Он провел одной рукой по ее волосам, успокаивая, другой нащупал на стене выключатель. Вспыхнул свет, и пугающая чернота отступила. Лика словно впервые вдруг увидела, что находится у себя дома, в безопасности, что по углам прячутся не смерть и ужас, а разве что клубки пыли, которые она, будучи безалаберной хозяйкой, месяцами забывает выметать. Андрей смотрел на нее сверху вниз, улыбаясь, и почему-то ей стало легче, словно отчаяние, охватившее ее в этот промозглый вечер, отступило, рассеялось, столкнувшись с его жизненной силой. Он сбросил плащ и продемонстрировал Лике пузатую бутылку виски:
— Я тут захватил по дороге. Не помешает?
— Ох, еще как не помешает, — кивнула она. — Проходи!
Они вошли в комнату, и Андрей скептически оглядел ее скудную обстановку — старый продавленный диван в углу, перевезенный с дедовской квартиры, узкий шкаф, тумбочка с телевизором, у окна — компьютерный стол, заваленный горой разрозненных листков бумаги. — М-да… Обстановочка-то не боярская, — улыбнулся он. — Где же нам расположиться?
— А вот здесь. — Лика уселась прямо на пол, прислонившись спиной к дивану.
— Пикник, значит? — кивнул он. — Идет. Где у тебя стаканы? И вот еще что… — Он остановился у порога, пристально поглядел на Лику. — Ты когда ела нормально в последний раз?
— Я… — Лика смешалась, неопределенно покрутила в воздухе пальцами.
— Все ясно, — оборвал Андрей. — Ладно, сиди, я сейчас.
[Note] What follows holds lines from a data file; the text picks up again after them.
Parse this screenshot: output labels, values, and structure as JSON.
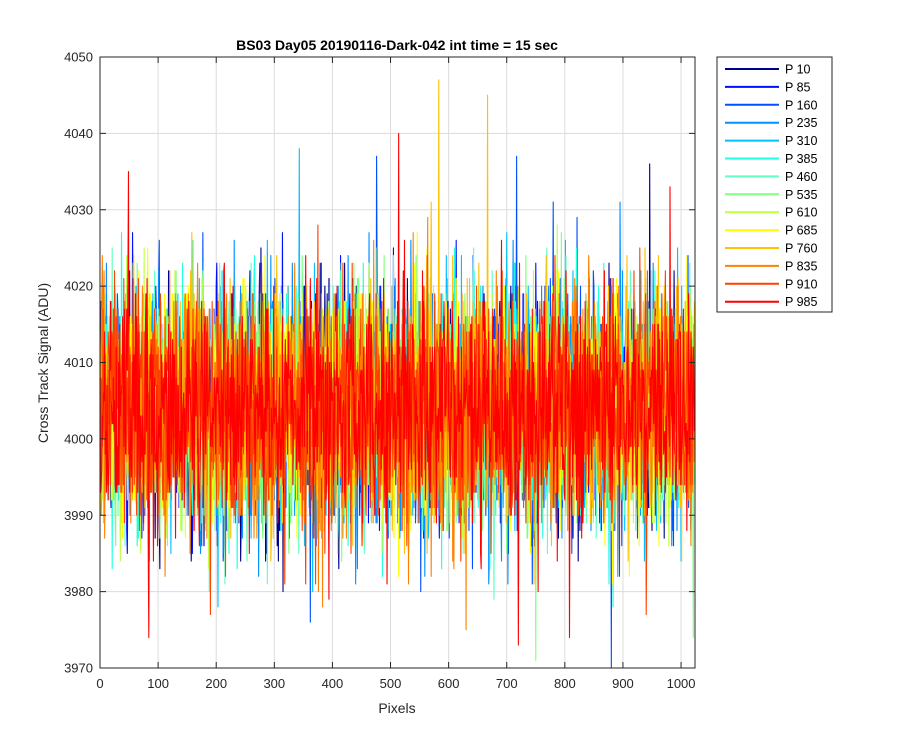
{
  "chart_data": {
    "type": "line",
    "title": "BS03 Day05 20190116-Dark-042 int time = 15 sec",
    "xlabel": "Pixels",
    "ylabel": "Cross Track Signal (ADU)",
    "xlim": [
      0,
      1024
    ],
    "ylim": [
      3970,
      4050
    ],
    "xticks": [
      0,
      100,
      200,
      300,
      400,
      500,
      600,
      700,
      800,
      900,
      1000
    ],
    "yticks": [
      3970,
      3980,
      3990,
      4000,
      4010,
      4020,
      4030,
      4040,
      4050
    ],
    "grid": true,
    "legend_position": "outside-top-right",
    "noise_model": {
      "points_per_series": 1024,
      "mean": 4004,
      "std": 7.5,
      "min": 3970,
      "max": 4047
    },
    "series": [
      {
        "name": "P 10",
        "color": "#00008f"
      },
      {
        "name": "P 85",
        "color": "#0010ff"
      },
      {
        "name": "P 160",
        "color": "#0050ff"
      },
      {
        "name": "P 235",
        "color": "#0090ff"
      },
      {
        "name": "P 310",
        "color": "#00c0ff"
      },
      {
        "name": "P 385",
        "color": "#20ffdf"
      },
      {
        "name": "P 460",
        "color": "#60ffc0"
      },
      {
        "name": "P 535",
        "color": "#80ff80"
      },
      {
        "name": "P 610",
        "color": "#c0ff40"
      },
      {
        "name": "P 685",
        "color": "#ffff00"
      },
      {
        "name": "P 760",
        "color": "#ffc000"
      },
      {
        "name": "P 835",
        "color": "#ff8000"
      },
      {
        "name": "P 910",
        "color": "#ff4000"
      },
      {
        "name": "P 985",
        "color": "#ff0000"
      }
    ],
    "outliers": [
      {
        "series": "P 760",
        "x": 583,
        "y": 4047
      },
      {
        "series": "P 760",
        "x": 667,
        "y": 4045
      },
      {
        "series": "P 985",
        "x": 514,
        "y": 4040
      },
      {
        "series": "P 310",
        "x": 343,
        "y": 4038
      },
      {
        "series": "P 985",
        "x": 49,
        "y": 4035
      },
      {
        "series": "P 160",
        "x": 476,
        "y": 4037
      },
      {
        "series": "P 160",
        "x": 717,
        "y": 4037
      },
      {
        "series": "P 10",
        "x": 946,
        "y": 4036
      },
      {
        "series": "P 985",
        "x": 84,
        "y": 3974
      },
      {
        "series": "P 835",
        "x": 630,
        "y": 3975
      },
      {
        "series": "P 160",
        "x": 880,
        "y": 3970
      },
      {
        "series": "P 535",
        "x": 750,
        "y": 3971
      },
      {
        "series": "P 985",
        "x": 720,
        "y": 3973
      },
      {
        "series": "P 985",
        "x": 808,
        "y": 3974
      },
      {
        "series": "P 160",
        "x": 362,
        "y": 3976
      },
      {
        "series": "P 535",
        "x": 1021,
        "y": 3974
      }
    ]
  }
}
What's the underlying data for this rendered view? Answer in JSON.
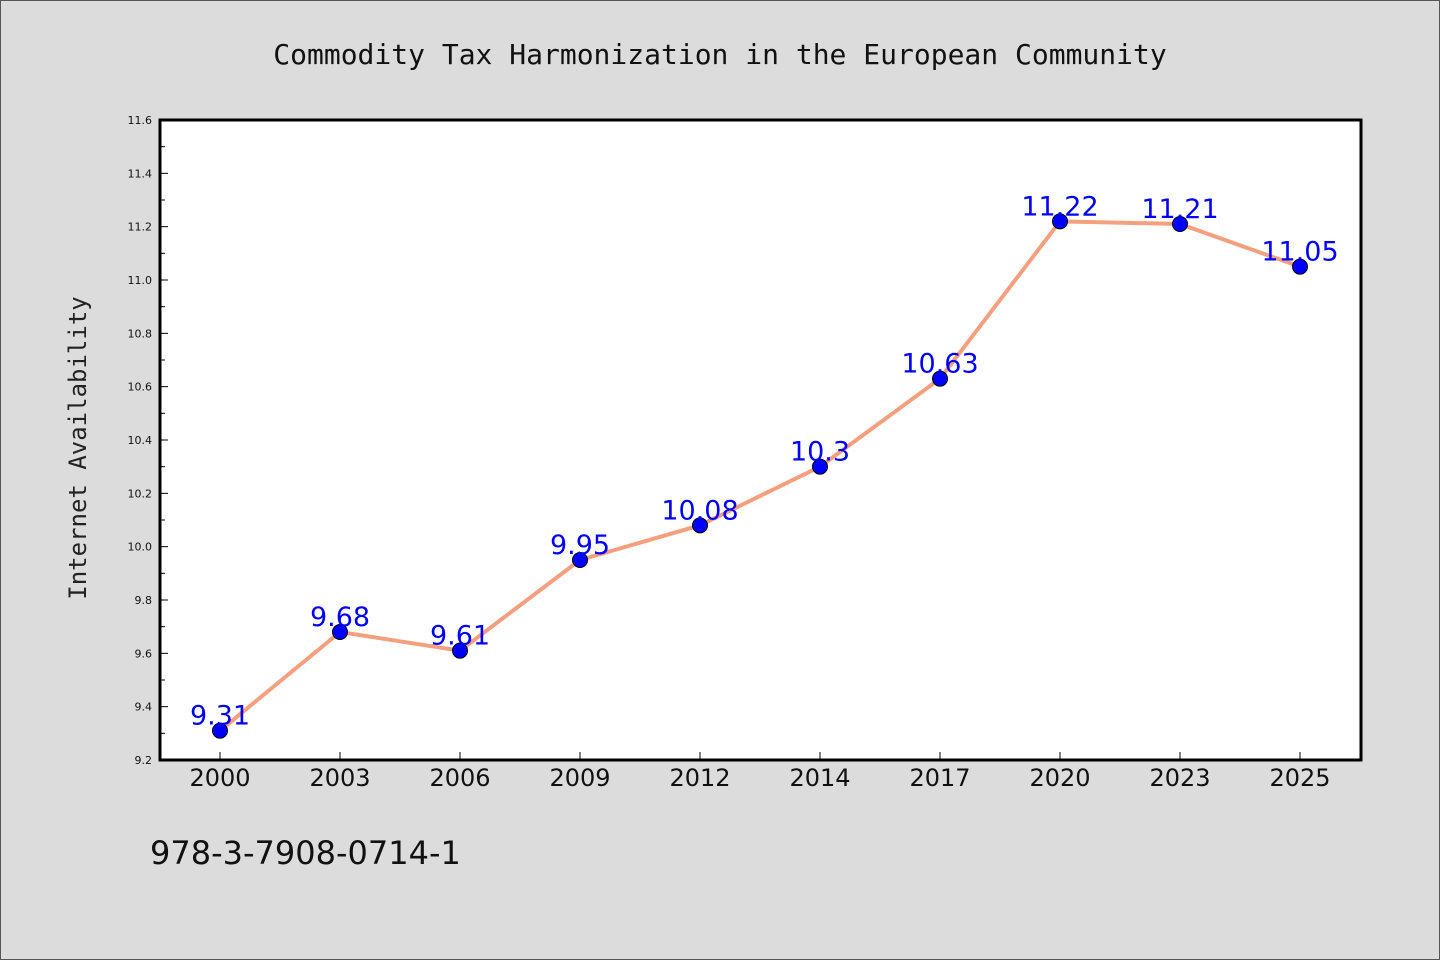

Через несколько минут она уже уплетала приготовленную Андреем яичницу, прихлебывала янтарную, обжигающую рот и разливающую мягкое тепло по телу жидкость из стакана. — Господи, друг мой, тебя здесь совсем не кормят? — сказал Андрей, глядя, как жадно набросилась она на еду.
Лика лишь отмахнулась и пригубила еще виски из стакана. То ли под действием алкоголя и сытной еды, то ли просто от присутствия рядом этого сильного, надежного мужчины дрожь стала отступать, неохотно сдавать позиции. И Лика сбросила с плеч куртку, села свободнее. Андрей потянулся к ней, взялся теплыми ладонями за ее тонкие запястья, спросил:
— Что же все-таки случилось?
И Лика, словно повинуясь исходящей от него силе, стала торопливо рассказывать, захлебываясь словами, изредка судорожно всхлипывая. Рассказывать об этих ужасных двух неделях, о постоянном дежурстве у Белого дома, о толпах, о смятых, раздавленных людях, об орудующих милицейских дубинках. О юноше с испуганными глазами, с лица которого она стирала кровь. О застреленном случайной пулей Вадьке с третьего канала, о накрытых белым трупах на мостовой, о тяжелом гуле танков в предрассветной тишине.